For those of you RDL and loose MTL vapers that purchased a Vertex after being impressed with it's predecessor, (the MD), only to be unimpressed by the ultra tight MTL draw the Vertex offers ... there is a simple fix to the challenge of it's restricted airflow.

Before embarking on my solution, lets have a look at the differences between the two;

The MD has it's largest air flow slot, along with the airflow port under the insert, and the insert itself perfectly matched to 4mm*2mm, however the Vertex has it's largest air flow slot as 1.7mm*5.8mm, (larger than the MD), an airflow port under the insert of 4mm*2mm, and the largest insert slot as 1mm*3.2mm.
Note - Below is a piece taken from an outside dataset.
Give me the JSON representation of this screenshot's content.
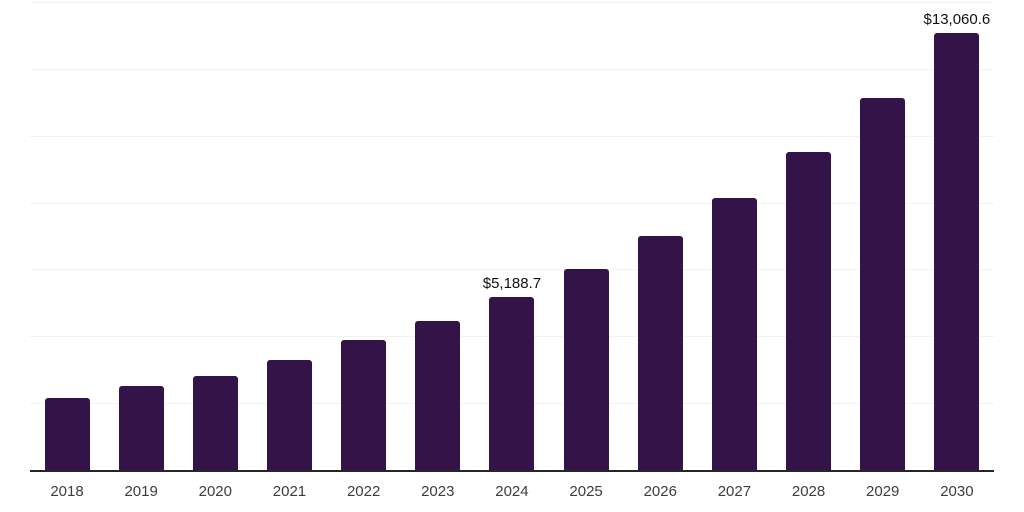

If you take a 2mm drill bit and allow it to centre itself in the outer two curves, on the underside of the insert, and then drill each end out to 2mm. you then kant the bit slightly, and elongate the holes to join eachother, leaving you with a slot of 2mm* 4.2mm.

This will move the Vertex from 41.67% less air flow than the MD, at maximum, to 2.7% more than the MD, (although in practice this will now be identical to the MD's airflow, as the lower air flow slot is still 2mm*4mm).


This is the operation performed by Anthony Bass , a close and dear friend

Reactions: Like 1 | Winner 1 | Informative 2 | Useful 1


----------